Recently my sister got married, so a terrarium production line was set up to decorate the tables.
These terrariums won’t last forever, but with a little care will hold up for at least a couple of months, and when they do die off you can start afresh.
Small round glass vases (easily found online, try Freedom or Briscoes)
Ferns and small seedlings
Choose glass containers large enough to house your selected plants and small enough to sit happily on the windowsill, bookshelf or wherever you want them to end up.
The ideal plants are found in swampy or cool bush areas, such as moss and ferns. When collecting your plants, wrap the roots in a damp paper towel inside a plastic bag to keep them alive. Alternatively, there’s a range of miniature house plants called ‘Wee Cuties’ that can be found at most garden centres.
To begin assembly, place a layer of potting mix – keep this layer thin to help inhibit the growth of your plants, allowing them to conform to their miniature surroundings. Top with a layer of moss.
Dig holes down through the moss for your plants and arrange according to shape, size, colour.

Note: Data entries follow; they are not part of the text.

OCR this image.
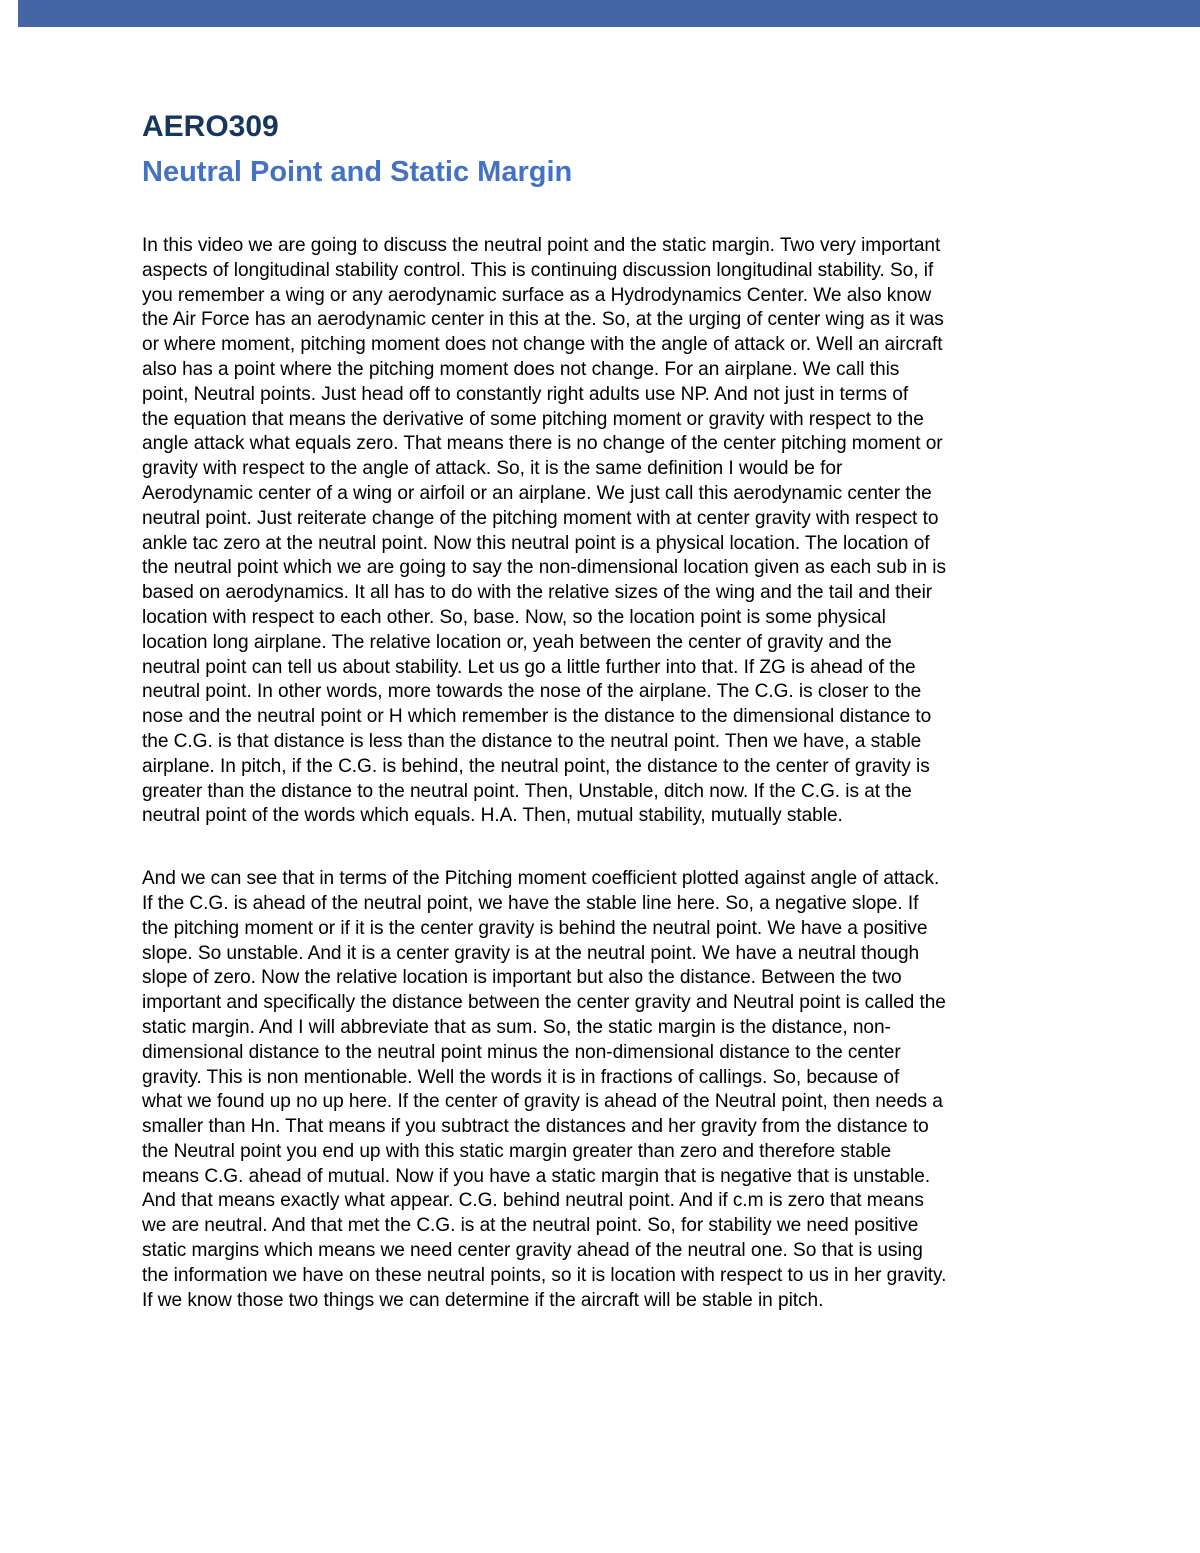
AERO309
Neutral Point and Static Margin

In this video we are going to discuss the neutral point and the static margin. Two very important
aspects of longitudinal stability control. This is continuing discussion longitudinal stability. So, if
you remember a wing or any aerodynamic surface as a Hydrodynamics Center. We also know
the Air Force has an aerodynamic center in this at the. So, at the urging of center wing as it was
or where moment, pitching moment does not change with the angle of attack or. Well an aircraft
also has a point where the pitching moment does not change. For an airplane. We call this
point, Neutral points. Just head off to constantly right adults use NP. And not just in terms of
the equation that means the derivative of some pitching moment or gravity with respect to the
angle attack what equals zero. That means there is no change of the center pitching moment or
gravity with respect to the angle of attack. So, it is the same definition I would be for
Aerodynamic center of a wing or airfoil or an airplane. We just call this aerodynamic center the
neutral point. Just reiterate change of the pitching moment with at center gravity with respect to
ankle tac zero at the neutral point. Now this neutral point is a physical location. The location of
the neutral point which we are going to say the non-dimensional location given as each sub in is
based on aerodynamics. It all has to do with the relative sizes of the wing and the tail and their
location with respect to each other. So, base. Now, so the location point is some physical
location long airplane. The relative location or, yeah between the center of gravity and the
neutral point can tell us about stability. Let us go a little further into that. If ZG is ahead of the
neutral point. In other words, more towards the nose of the airplane. The C.G. is closer to the
nose and the neutral point or H which remember is the distance to the dimensional distance to
the C.G. is that distance is less than the distance to the neutral point. Then we have, a stable
airplane. In pitch, if the C.G. is behind, the neutral point, the distance to the center of gravity is
greater than the distance to the neutral point. Then, Unstable, ditch now. If the C.G. is at the
neutral point of the words which equals. H.A. Then, mutual stability, mutually stable.

And we can see that in terms of the Pitching moment coefficient plotted against angle of attack.
If the C.G. is ahead of the neutral point, we have the stable line here. So, a negative slope. If
the pitching moment or if it is the center gravity is behind the neutral point. We have a positive
slope. So unstable. And it is a center gravity is at the neutral point. We have a neutral though
slope of zero. Now the relative location is important but also the distance. Between the two
important and specifically the distance between the center gravity and Neutral point is called the
static margin. And I will abbreviate that as sum. So, the static margin is the distance, non-
dimensional distance to the neutral point minus the non-dimensional distance to the center
gravity. This is non mentionable. Well the words it is in fractions of callings. So, because of
what we found up no up here. If the center of gravity is ahead of the Neutral point, then needs a
smaller than Hn. That means if you subtract the distances and her gravity from the distance to
the Neutral point you end up with this static margin greater than zero and therefore stable
means C.G. ahead of mutual. Now if you have a static margin that is negative that is unstable.
And that means exactly what appear. C.G. behind neutral point. And if c.m is zero that means
we are neutral. And that met the C.G. is at the neutral point. So, for stability we need positive
static margins which means we need center gravity ahead of the neutral one. So that is using
the information we have on these neutral points, so it is location with respect to us in her gravity.
If we know those two things we can determine if the aircraft will be stable in pitch.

Start with the smallest plants first – gently press the moss in and around each root system. Once all plants are in their final positions, clean and tidy the inside of the terrarium, discarding any dead areas.
Initially water only enough to moisten the soil, less is better. Should your terrarium wilt at all simply add a little water. Generally it can be left to its own devices, but occasionally spraying with a de-mister (about once a week) will stop it drying out. Place the finished terrarium in good light, but never in direct sunlight as its little eco-system will overheat!
These are super cute on the windowsill in your kitchen or bathroom. Or cluster a few together on a table, bookcase or mantle.